A tritrium gas target is bombared with a beam of monoenergetic protons of kinetic energy `K_(1) =3 MeV` The `KE` of the neutron emiited at `30^(@)` to the inicdent beam is `K_(2)` ? Find the value of `K_(1)//K_(2)` (approximately in whole number). Atomic masses are `H^(1) =1.007276 amu`, `n^(1)=1.008665 amu`, `._1 H^3=3.016050 amu`, `._2He^3=3.016030 amu`.

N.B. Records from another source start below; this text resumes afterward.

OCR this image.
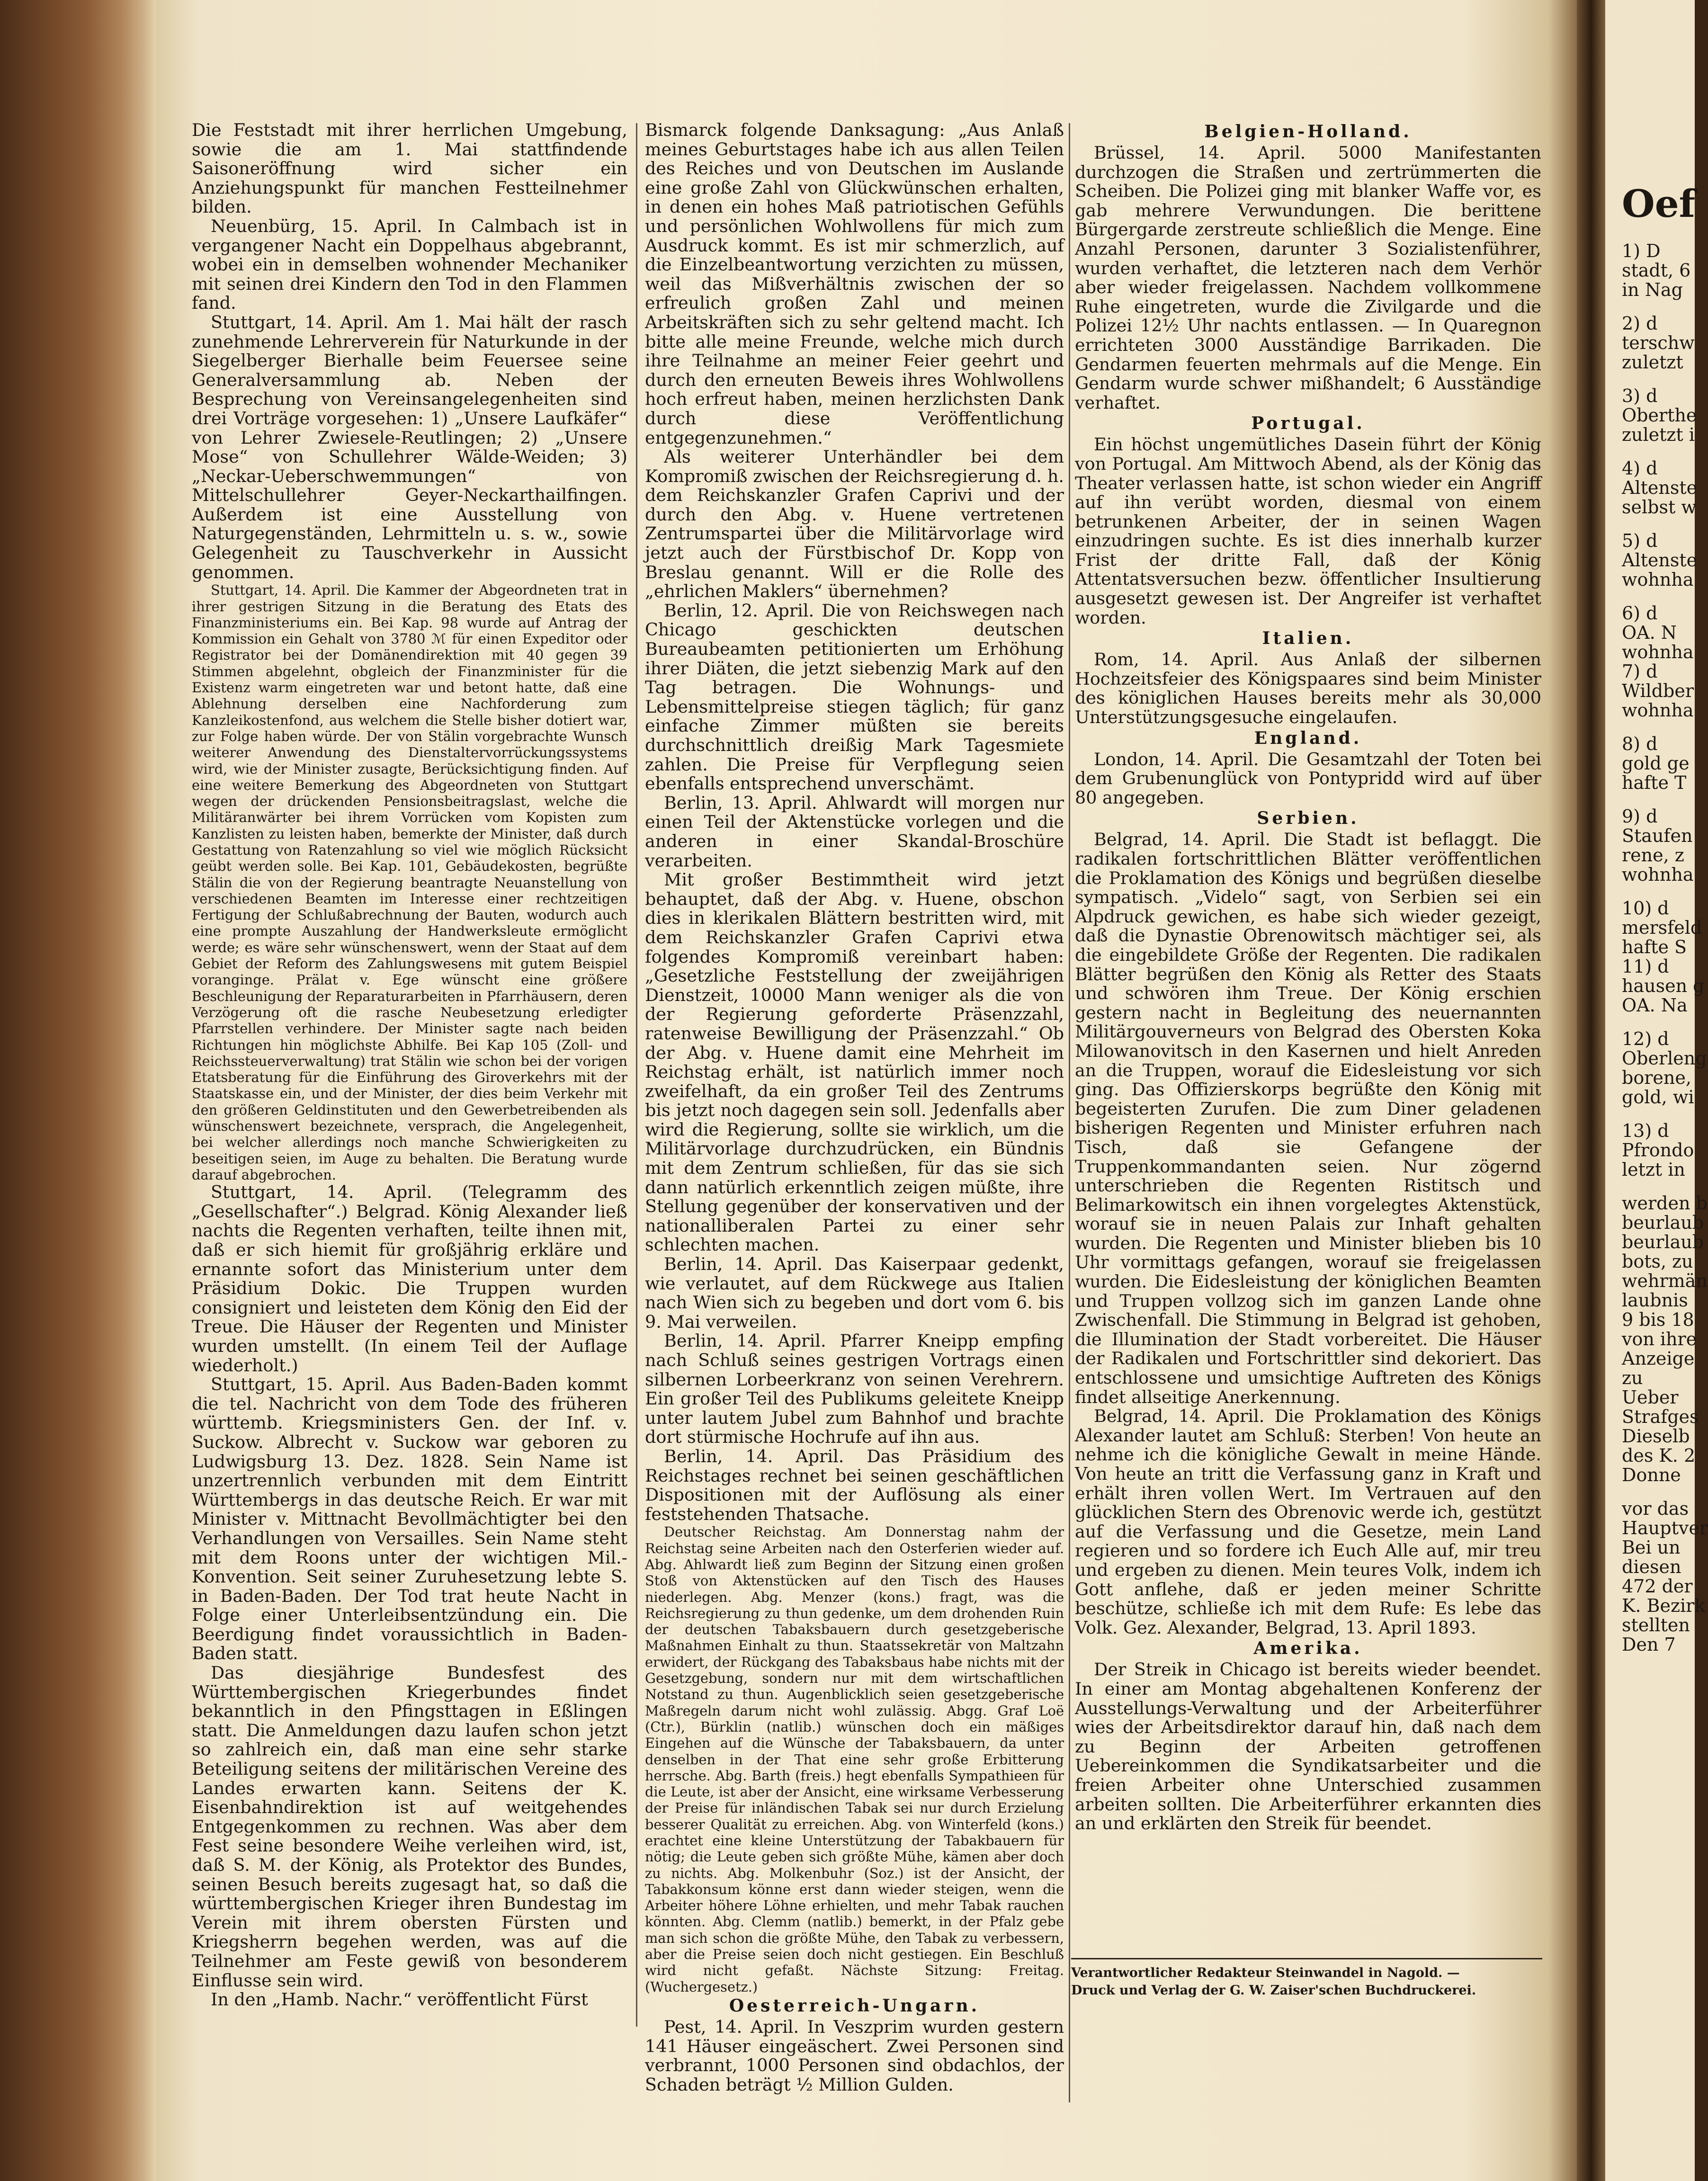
Die Feststadt mit ihrer herrlichen Umgebung, sowie die am 1. Mai stattfindende Saisoneröffnung wird sicher ein Anziehungspunkt für manchen Festteilnehmer bilden.

Neuenbürg, 15. April. In Calmbach ist in vergangener Nacht ein Doppelhaus abgebrannt, wobei ein in demselben wohnender Mechaniker mit seinen drei Kindern den Tod in den Flammen fand.

Stuttgart, 14. April. Am 1. Mai hält der rasch zunehmende Lehrerverein für Naturkunde in der Siegelberger Bierhalle beim Feuersee seine Generalversammlung ab. Neben der Besprechung von Vereinsangelegenheiten sind drei Vorträge vorgesehen: 1) „Unsere Laufkäfer“ von Lehrer Zwiesele-Reutlingen; 2) „Unsere Mose“ von Schullehrer Wälde-Weiden; 3) „Neckar-Ueberschwemmungen“ von Mittelschullehrer Geyer-Neckarthailfingen. Außerdem ist eine Ausstellung von Naturgegenständen, Lehrmitteln u. s. w., sowie Gelegenheit zu Tauschverkehr in Aussicht genommen.

Stuttgart, 14. April. Die Kammer der Abgeordneten trat in ihrer gestrigen Sitzung in die Beratung des Etats des Finanzministeriums ein. Bei Kap. 98 wurde auf Antrag der Kommission ein Gehalt von 3780 ℳ für einen Expeditor oder Registrator bei der Domänendirektion mit 40 gegen 39 Stimmen abgelehnt, obgleich der Finanzminister für die Existenz warm eingetreten war und betont hatte, daß eine Ablehnung derselben eine Nachforderung zum Kanzleikostenfond, aus welchem die Stelle bisher dotiert war, zur Folge haben würde. Der von Stälin vorgebrachte Wunsch weiterer Anwendung des Dienstaltervorrückungssystems wird, wie der Minister zusagte, Berücksichtigung finden. Auf eine weitere Bemerkung des Abgeordneten von Stuttgart wegen der drückenden Pensionsbeitragslast, welche die Militäranwärter bei ihrem Vorrücken vom Kopisten zum Kanzlisten zu leisten haben, bemerkte der Minister, daß durch Gestattung von Ratenzahlung so viel wie möglich Rücksicht geübt werden solle. Bei Kap. 101, Gebäudekosten, begrüßte Stälin die von der Regierung beantragte Neuanstellung von verschiedenen Beamten im Interesse einer rechtzeitigen Fertigung der Schlußabrechnung der Bauten, wodurch auch eine prompte Auszahlung der Handwerksleute ermöglicht werde; es wäre sehr wünschenswert, wenn der Staat auf dem Gebiet der Reform des Zahlungswesens mit gutem Beispiel voranginge. Prälat v. Ege wünscht eine größere Beschleunigung der Reparaturarbeiten in Pfarrhäusern, deren Verzögerung oft die rasche Neubesetzung erledigter Pfarrstellen verhindere. Der Minister sagte nach beiden Richtungen hin möglichste Abhilfe. Bei Kap 105 (Zoll- und Reichssteuerverwaltung) trat Stälin wie schon bei der vorigen Etatsberatung für die Einführung des Giroverkehrs mit der Staatskasse ein, und der Minister, der dies beim Verkehr mit den größeren Geldinstituten und den Gewerbetreibenden als wünschenswert bezeichnete, versprach, die Angelegenheit, bei welcher allerdings noch manche Schwierigkeiten zu beseitigen seien, im Auge zu behalten. Die Beratung wurde darauf abgebrochen.

Stuttgart, 14. April. (Telegramm des „Gesellschafter“.) Belgrad. König Alexander ließ nachts die Regenten verhaften, teilte ihnen mit, daß er sich hiemit für großjährig erkläre und ernannte sofort das Ministerium unter dem Präsidium Dokic. Die Truppen wurden consigniert und leisteten dem König den Eid der Treue. Die Häuser der Regenten und Minister wurden umstellt. (In einem Teil der Auflage wiederholt.)

Stuttgart, 15. April. Aus Baden-Baden kommt die tel. Nachricht von dem Tode des früheren württemb. Kriegsministers Gen. der Inf. v. Suckow. Albrecht v. Suckow war geboren zu Ludwigsburg 13. Dez. 1828. Sein Name ist unzertrennlich verbunden mit dem Eintritt Württembergs in das deutsche Reich. Er war mit Minister v. Mittnacht Bevollmächtigter bei den Verhandlungen von Versailles. Sein Name steht mit dem Roons unter der wichtigen Mil.-Konvention. Seit seiner Zuruhesetzung lebte S. in Baden-Baden. Der Tod trat heute Nacht in Folge einer Unterleibsentzündung ein. Die Beerdigung findet voraussichtlich in Baden-Baden statt.

Das diesjährige Bundesfest des Württembergischen Kriegerbundes findet bekanntlich in den Pfingsttagen in Eßlingen statt. Die Anmeldungen dazu laufen schon jetzt so zahlreich ein, daß man eine sehr starke Beteiligung seitens der militärischen Vereine des Landes erwarten kann. Seitens der K. Eisenbahndirektion ist auf weitgehendes Entgegenkommen zu rechnen. Was aber dem Fest seine besondere Weihe verleihen wird, ist, daß S. M. der König, als Protektor des Bundes, seinen Besuch bereits zugesagt hat, so daß die württembergischen Krieger ihren Bundestag im Verein mit ihrem obersten Fürsten und Kriegsherrn begehen werden, was auf die Teilnehmer am Feste gewiß von besonderem Einflusse sein wird.

In den „Hamb. Nachr.“ veröffentlicht Fürst

Bismarck folgende Danksagung: „Aus Anlaß meines Geburtstages habe ich aus allen Teilen des Reiches und von Deutschen im Auslande eine große Zahl von Glückwünschen erhalten, in denen ein hohes Maß patriotischen Gefühls und persönlichen Wohlwollens für mich zum Ausdruck kommt. Es ist mir schmerzlich, auf die Einzelbeantwortung verzichten zu müssen, weil das Mißverhältnis zwischen der so erfreulich großen Zahl und meinen Arbeitskräften sich zu sehr geltend macht. Ich bitte alle meine Freunde, welche mich durch ihre Teilnahme an meiner Feier geehrt und durch den erneuten Beweis ihres Wohlwollens hoch erfreut haben, meinen herzlichsten Dank durch diese Veröffentlichung entgegenzunehmen.“

Als weiterer Unterhändler bei dem Kompromiß zwischen der Reichsregierung d. h. dem Reichskanzler Grafen Caprivi und der durch den Abg. v. Huene vertretenen Zentrumspartei über die Militärvorlage wird jetzt auch der Fürstbischof Dr. Kopp von Breslau genannt. Will er die Rolle des „ehrlichen Maklers“ übernehmen?

Berlin, 12. April. Die von Reichswegen nach Chicago geschickten deutschen Bureaubeamten petitionierten um Erhöhung ihrer Diäten, die jetzt siebenzig Mark auf den Tag betragen. Die Wohnungs- und Lebensmittelpreise stiegen täglich; für ganz einfache Zimmer müßten sie bereits durchschnittlich dreißig Mark Tagesmiete zahlen. Die Preise für Verpflegung seien ebenfalls entsprechend unverschämt.

Berlin, 13. April. Ahlwardt will morgen nur einen Teil der Aktenstücke vorlegen und die anderen in einer Skandal-Broschüre verarbeiten.

Mit großer Bestimmtheit wird jetzt behauptet, daß der Abg. v. Huene, obschon dies in klerikalen Blättern bestritten wird, mit dem Reichskanzler Grafen Caprivi etwa folgendes Kompromiß vereinbart haben: „Gesetzliche Feststellung der zweijährigen Dienstzeit, 10000 Mann weniger als die von der Regierung geforderte Präsenzzahl, ratenweise Bewilligung der Präsenzzahl.“ Ob der Abg. v. Huene damit eine Mehrheit im Reichstag erhält, ist natürlich immer noch zweifelhaft, da ein großer Teil des Zentrums bis jetzt noch dagegen sein soll. Jedenfalls aber wird die Regierung, sollte sie wirklich, um die Militärvorlage durchzudrücken, ein Bündnis mit dem Zentrum schließen, für das sie sich dann natürlich erkenntlich zeigen müßte, ihre Stellung gegenüber der konservativen und der nationalliberalen Partei zu einer sehr schlechten machen.

Berlin, 14. April. Das Kaiserpaar gedenkt, wie verlautet, auf dem Rückwege aus Italien nach Wien sich zu begeben und dort vom 6. bis 9. Mai verweilen.

Berlin, 14. April. Pfarrer Kneipp empfing nach Schluß seines gestrigen Vortrags einen silbernen Lorbeerkranz von seinen Verehrern. Ein großer Teil des Publikums geleitete Kneipp unter lautem Jubel zum Bahnhof und brachte dort stürmische Hochrufe auf ihn aus.

Berlin, 14. April. Das Präsidium des Reichstages rechnet bei seinen geschäftlichen Dispositionen mit der Auflösung als einer feststehenden Thatsache.

Deutscher Reichstag. Am Donnerstag nahm der Reichstag seine Arbeiten nach den Osterferien wieder auf. Abg. Ahlwardt ließ zum Beginn der Sitzung einen großen Stoß von Aktenstücken auf den Tisch des Hauses niederlegen. Abg. Menzer (kons.) fragt, was die Reichsregierung zu thun gedenke, um dem drohenden Ruin der deutschen Tabaksbauern durch gesetzgeberische Maßnahmen Einhalt zu thun. Staatssekretär von Maltzahn erwidert, der Rückgang des Tabaksbaus habe nichts mit der Gesetzgebung, sondern nur mit dem wirtschaftlichen Notstand zu thun. Augenblicklich seien gesetzgeberische Maßregeln darum nicht wohl zulässig. Abgg. Graf Loë (Ctr.), Bürklin (natlib.) wünschen doch ein mäßiges Eingehen auf die Wünsche der Tabaksbauern, da unter denselben in der That eine sehr große Erbitterung herrsche. Abg. Barth (freis.) hegt ebenfalls Sympathieen für die Leute, ist aber der Ansicht, eine wirksame Verbesserung der Preise für inländischen Tabak sei nur durch Erzielung besserer Qualität zu erreichen. Abg. von Winterfeld (kons.) erachtet eine kleine Unterstützung der Tabakbauern für nötig; die Leute geben sich größte Mühe, kämen aber doch zu nichts. Abg. Molkenbuhr (Soz.) ist der Ansicht, der Tabakkonsum könne erst dann wieder steigen, wenn die Arbeiter höhere Löhne erhielten, und mehr Tabak rauchen könnten. Abg. Clemm (natlib.) bemerkt, in der Pfalz gebe man sich schon die größte Mühe, den Tabak zu verbessern, aber die Preise seien doch nicht gestiegen. Ein Beschluß wird nicht gefaßt. Nächste Sitzung: Freitag. (Wuchergesetz.)

Oesterreich-Ungarn.

Pest, 14. April. In Veszprim wurden gestern 141 Häuser eingeäschert. Zwei Personen sind verbrannt, 1000 Personen sind obdachlos, der Schaden beträgt ½ Million Gulden.

Belgien-Holland.

Brüssel, 14. April. 5000 Manifestanten durchzogen die Straßen und zertrümmerten die Scheiben. Die Polizei ging mit blanker Waffe vor, es gab mehrere Verwundungen. Die berittene Bürgergarde zerstreute schließlich die Menge. Eine Anzahl Personen, darunter 3 Sozialistenführer, wurden verhaftet, die letzteren nach dem Verhör aber wieder freigelassen. Nachdem vollkommene Ruhe eingetreten, wurde die Zivilgarde und die Polizei 12½ Uhr nachts entlassen. — In Quaregnon errichteten 3000 Ausständige Barrikaden. Die Gendarmen feuerten mehrmals auf die Menge. Ein Gendarm wurde schwer mißhandelt; 6 Ausständige verhaftet.

Portugal.

Ein höchst ungemütliches Dasein führt der König von Portugal. Am Mittwoch Abend, als der König das Theater verlassen hatte, ist schon wieder ein Angriff auf ihn verübt worden, diesmal von einem betrunkenen Arbeiter, der in seinen Wagen einzudringen suchte. Es ist dies innerhalb kurzer Frist der dritte Fall, daß der König Attentatsversuchen bezw. öffentlicher Insultierung ausgesetzt gewesen ist. Der Angreifer ist verhaftet worden.

Italien.

Rom, 14. April. Aus Anlaß der silbernen Hochzeitsfeier des Königspaares sind beim Minister des königlichen Hauses bereits mehr als 30,000 Unterstützungsgesuche eingelaufen.

England.

London, 14. April. Die Gesamtzahl der Toten bei dem Grubenunglück von Pontypridd wird auf über 80 angegeben.

Serbien.

Belgrad, 14. April. Die Stadt ist beflaggt. Die radikalen fortschrittlichen Blätter veröffentlichen die Proklamation des Königs und begrüßen dieselbe sympatisch. „Videlo“ sagt, von Serbien sei ein Alpdruck gewichen, es habe sich wieder gezeigt, daß die Dynastie Obrenowitsch mächtiger sei, als die eingebildete Größe der Regenten. Die radikalen Blätter begrüßen den König als Retter des Staats und schwören ihm Treue. Der König erschien gestern nacht in Begleitung des neuernannten Militärgouverneurs von Belgrad des Obersten Koka Milowanovitsch in den Kasernen und hielt Anreden an die Truppen, worauf die Eidesleistung vor sich ging. Das Offizierskorps begrüßte den König mit begeisterten Zurufen. Die zum Diner geladenen bisherigen Regenten und Minister erfuhren nach Tisch, daß sie Gefangene der Truppenkommandanten seien. Nur zögernd unterschrieben die Regenten Ristitsch und Belimarkowitsch ein ihnen vorgelegtes Aktenstück, worauf sie in neuen Palais zur Inhaft gehalten wurden. Die Regenten und Minister blieben bis 10 Uhr vormittags gefangen, worauf sie freigelassen wurden. Die Eidesleistung der königlichen Beamten und Truppen vollzog sich im ganzen Lande ohne Zwischenfall. Die Stimmung in Belgrad ist gehoben, die Illumination der Stadt vorbereitet. Die Häuser der Radikalen und Fortschrittler sind dekoriert. Das entschlossene und umsichtige Auftreten des Königs findet allseitige Anerkennung.

Belgrad, 14. April. Die Proklamation des Königs Alexander lautet am Schluß: Sterben! Von heute an nehme ich die königliche Gewalt in meine Hände. Von heute an tritt die Verfassung ganz in Kraft und erhält ihren vollen Wert. Im Vertrauen auf den glücklichen Stern des Obrenovic werde ich, gestützt auf die Verfassung und die Gesetze, mein Land regieren und so fordere ich Euch Alle auf, mir treu und ergeben zu dienen. Mein teures Volk, indem ich Gott anflehe, daß er jeden meiner Schritte beschütze, schließe ich mit dem Rufe: Es lebe das Volk. Gez. Alexander, Belgrad, 13. April 1893.

Amerika.

Der Streik in Chicago ist bereits wieder beendet. In einer am Montag abgehaltenen Konferenz der Ausstellungs-Verwaltung und der Arbeiterführer wies der Arbeitsdirektor darauf hin, daß nach dem zu Beginn der Arbeiten getroffenen Uebereinkommen die Syndikatsarbeiter und die freien Arbeiter ohne Unterschied zusammen arbeiten sollten. Die Arbeiterführer erkannten dies an und erklärten den Streik für beendet.

Verantwortlicher Redakteur Steinwandel in Nagold. —
Druck und Verlag der G. W. Zaiser'schen Buchdruckerei.
Oef
1) D
stadt, 6
in Nag
2) d
terschw
zuletzt
3) d
Oberthe
zuletzt i
4) d
Altenste
selbst w
5) d
Altenste
wohnha
6) d
OA. N
wohnha
7) d
Wildber
wohnha
8) d
gold ge
hafte T
9) d
Staufen
rene, z
wohnha
10) d
mersfeld
hafte S
11) d
hausen g
OA. Na
12) d
Oberleng
borene,
gold, wi
13) d
Pfrondo
letzt in
werden b
beurlaub
beurlaub
bots, zu
wehrmän
laubnis
9 bis 18
von ihre
Anzeige
zu
Ueber
Strafges
Dieselb
des K. 2
Donne
vor das
Hauptver
Bei un
diesen
472 der
K. Bezirk
stellten
Den 7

To solve the problem, we need to analyze the nuclear reaction that occurs when a tritium gas target is bombarded with protons. The reaction can be represented as follows: 1. **Identify the Reaction**: The reaction can be written as: \[ ^3_1H + ^1_1p \rightarrow ^3_2He + n \] where \( ^3_1H \) is tritium, \( ^1_1p \) is a proton, \( ^3_2He \) is helium-3, and \( n \) is a neutron. 2. **Calculate the Mass Defect**: The mass defect (\( \Delta m \)) is calculated using the atomic masses provided: \[ \Delta m = (m_{H} + m_{T}) - (m_{He} + m_{n}) \] Substituting the values: \[ m_{H} = 1.007276 \, \text{amu}, \quad m_{T} = 3.016050 \, \text{amu}, \quad m_{He} = 3.016030 \, \text{amu}, \quad m_{n} = 1.008665 \, \text{amu} \] \[ \Delta m = (1.007276 + 3.016050) - (3.016030 + 1.008665) \] \[ \Delta m = 4.023326 - 4.024695 = -0.001369 \, \text{amu} \] 3. **Convert Mass Defect to Energy**: We convert the mass defect to energy using the conversion factor \( 1 \, \text{amu} = 931.5 \, \text{MeV} \): \[ E = \Delta m \times 931.5 \, \text{MeV} \] \[ E = -0.001369 \times 931.5 \approx -1.274 \, \text{MeV} \] Since the energy is negative, it indicates that this is an endothermic reaction, meaning energy must be supplied for the reaction to occur. 4. **Calculate the Kinetic Energy of the Neutron**: The kinetic energy of the emitted neutron (\( K_2 \)) can be calculated using conservation of momentum and energy. The neutron is emitted at an angle of \( 30^\circ \) to the incident beam. We can use the following formula: \[ K_2 = \sqrt{u^2 + v^2} \] where \( u \) and \( v \) are derived from the conservation laws. 5. **Calculate \( u \)**: \[ u = \sqrt{\frac{m_H \cdot m_n \cdot K_1}{m_{He} + m_n}} \] Substituting the values: \[ K_1 = 3 \, \text{MeV}, \quad m_H = 1.007276 \, \text{amu}, \quad m_n = 1.008665 \, \text{amu}, \quad m_{He} = 3.016030 \, \text{amu} \] \[ u = \sqrt{\frac{1.007276 \cdot 1.008665 \cdot 3}{3.016030 + 1.008665}} \cdot \cos(30^\circ) \] \[ u \approx 0.375 \] 6. **Calculate \( v \)**: \[ v = \sqrt{\frac{K_1 \cdot (m_{He} + m_H)}{m_{He} + m_n + m_H}} \] Substituting the values: \[ v \approx 0.542 \] 7. **Final Calculation of \( K_2 \)**: \[ K_2 = \sqrt{u^2 + v^2} \approx \sqrt{(0.375)^2 + (0.542)^2} \approx 1.2 \, \text{MeV} \] 8. **Calculate the Ratio \( \frac{K_1}{K_2} \)**: \[ \frac{K_1}{K_2} = \frac{3 \, \text{MeV}}{1.2 \, \text{MeV}} \approx 2.5 \] Thus, the approximate value of \( \frac{K_1}{K_2} \) is **2.5**.